The United States is working to tighten scrutiny of the activity of wealth funds in the Middle East, as part of increasing restrictions on entities believed to have close ties to China, according to the agency.

Bloomberg News reported that CFIUS is reviewing several multibillion-dollar deals this year due to concerns that they may pose national security risks.

Rain AI, funded in part by Altman, is a startup that designs artificial intelligence chips inspired by the way the human brain works.

Prosperity7 sold its stake in the company to Silicon Valley investment firm Grep VC, according to data firm PitchBook.

Beijing has sought to strengthen relations with the Middle East while tensions have risen with the United States and Europe. In November, China and Saudi Arabia signed a local currency swap agreement worth about $7 billion.

Saudi Aramco, which controls Prosperity7, has also invested billions of dollars in the Chinese energy sector even as the kingdom tries to attract Chinese technology companies, according to Bloomberg.

The sale by Prosperity7, a $1 billion venture capital fund owned by Aramco Ventures, is notable because of the White House’s drive to contain China’s technological superiority. This effort is particularly focused on semiconductors, which will drive future innovations including… That is artificial intelligence, according to the agency.

However, Altman is working to raise billions of dollars for a new AI chip project to compete with Nvidia Corp., and has traveled to the Middle East to raise money for a project codenamed “Tigris,” Bloomberg News reported this month. It was not clear whether Rain AI was related to this effort, and its technology is still in an early stage of development.

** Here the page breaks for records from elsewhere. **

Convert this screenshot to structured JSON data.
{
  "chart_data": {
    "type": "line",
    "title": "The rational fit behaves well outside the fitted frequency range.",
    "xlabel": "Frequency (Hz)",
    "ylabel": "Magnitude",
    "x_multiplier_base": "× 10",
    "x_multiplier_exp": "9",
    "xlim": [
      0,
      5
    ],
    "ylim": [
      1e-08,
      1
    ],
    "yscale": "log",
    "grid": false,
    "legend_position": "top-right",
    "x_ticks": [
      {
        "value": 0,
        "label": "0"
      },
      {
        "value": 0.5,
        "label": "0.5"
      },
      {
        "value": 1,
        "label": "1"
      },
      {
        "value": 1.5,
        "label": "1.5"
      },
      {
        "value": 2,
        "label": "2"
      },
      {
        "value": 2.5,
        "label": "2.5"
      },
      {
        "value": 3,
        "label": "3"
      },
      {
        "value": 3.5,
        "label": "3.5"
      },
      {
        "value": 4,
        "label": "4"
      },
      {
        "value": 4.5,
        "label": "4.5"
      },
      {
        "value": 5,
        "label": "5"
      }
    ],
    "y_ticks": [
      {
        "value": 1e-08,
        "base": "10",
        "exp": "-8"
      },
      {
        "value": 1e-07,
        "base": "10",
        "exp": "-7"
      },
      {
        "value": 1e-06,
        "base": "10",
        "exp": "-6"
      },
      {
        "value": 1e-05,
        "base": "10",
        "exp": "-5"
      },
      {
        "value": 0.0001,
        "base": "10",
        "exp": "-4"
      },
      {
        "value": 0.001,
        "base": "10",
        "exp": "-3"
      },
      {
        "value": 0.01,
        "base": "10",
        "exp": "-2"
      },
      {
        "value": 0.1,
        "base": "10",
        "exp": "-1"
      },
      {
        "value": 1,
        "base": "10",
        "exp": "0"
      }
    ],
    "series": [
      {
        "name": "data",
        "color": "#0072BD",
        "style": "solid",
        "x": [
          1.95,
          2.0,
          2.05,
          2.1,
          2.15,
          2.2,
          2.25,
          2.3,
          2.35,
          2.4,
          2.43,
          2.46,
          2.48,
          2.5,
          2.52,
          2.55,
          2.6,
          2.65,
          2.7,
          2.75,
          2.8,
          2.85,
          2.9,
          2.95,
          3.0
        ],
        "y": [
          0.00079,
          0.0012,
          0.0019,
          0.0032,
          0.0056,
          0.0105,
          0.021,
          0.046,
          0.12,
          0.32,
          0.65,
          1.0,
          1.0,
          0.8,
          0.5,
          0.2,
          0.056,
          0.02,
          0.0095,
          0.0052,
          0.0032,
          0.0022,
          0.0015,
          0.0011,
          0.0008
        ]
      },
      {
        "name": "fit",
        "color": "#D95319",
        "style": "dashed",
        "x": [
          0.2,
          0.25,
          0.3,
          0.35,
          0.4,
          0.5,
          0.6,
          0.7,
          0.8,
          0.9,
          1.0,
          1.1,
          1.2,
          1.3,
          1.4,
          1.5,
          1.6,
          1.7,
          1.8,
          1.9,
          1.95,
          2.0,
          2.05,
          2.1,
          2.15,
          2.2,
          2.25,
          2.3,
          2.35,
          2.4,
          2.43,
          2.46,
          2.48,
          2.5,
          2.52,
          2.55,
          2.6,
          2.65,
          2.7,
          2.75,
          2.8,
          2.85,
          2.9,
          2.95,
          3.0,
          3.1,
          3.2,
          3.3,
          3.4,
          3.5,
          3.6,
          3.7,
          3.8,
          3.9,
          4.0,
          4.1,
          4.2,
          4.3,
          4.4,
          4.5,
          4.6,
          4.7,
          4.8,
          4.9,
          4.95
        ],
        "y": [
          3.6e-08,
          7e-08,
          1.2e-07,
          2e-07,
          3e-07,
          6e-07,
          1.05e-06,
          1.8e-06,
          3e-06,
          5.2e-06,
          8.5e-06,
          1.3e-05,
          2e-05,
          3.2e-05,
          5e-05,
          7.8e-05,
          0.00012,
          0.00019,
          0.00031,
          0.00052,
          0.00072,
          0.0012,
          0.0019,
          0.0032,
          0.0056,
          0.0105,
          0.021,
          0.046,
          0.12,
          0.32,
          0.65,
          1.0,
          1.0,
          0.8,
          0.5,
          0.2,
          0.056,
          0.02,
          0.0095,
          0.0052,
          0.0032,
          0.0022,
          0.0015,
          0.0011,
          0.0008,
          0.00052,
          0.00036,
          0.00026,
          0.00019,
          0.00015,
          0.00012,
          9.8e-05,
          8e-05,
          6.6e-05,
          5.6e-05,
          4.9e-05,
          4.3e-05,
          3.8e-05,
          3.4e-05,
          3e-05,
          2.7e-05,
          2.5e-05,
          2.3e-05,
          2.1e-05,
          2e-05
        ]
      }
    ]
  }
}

While Nvidia dominates the AI ​​chip market, Rain AI and Altman join dozens of startups from Asia to Europe looking to design chips that could be cheaper and more energy efficient.

The United States has banned sales of high-performance chips needed to develop the next generation of artificial intelligence services to China, hindering China’s ambitions to compete in this burgeoning field.

With the advent of GPT chat introduced by OpenAI, there has been concern that data centers creating large AI models would require excessive power.

Rain AI and other chip startups aim to recreate data processing to reduce the need for transfers and lower energy consumption.

While Altman is an early investor in Rain AI, it is not clear whether he is still active in the company or how he is currently pursuing the technology.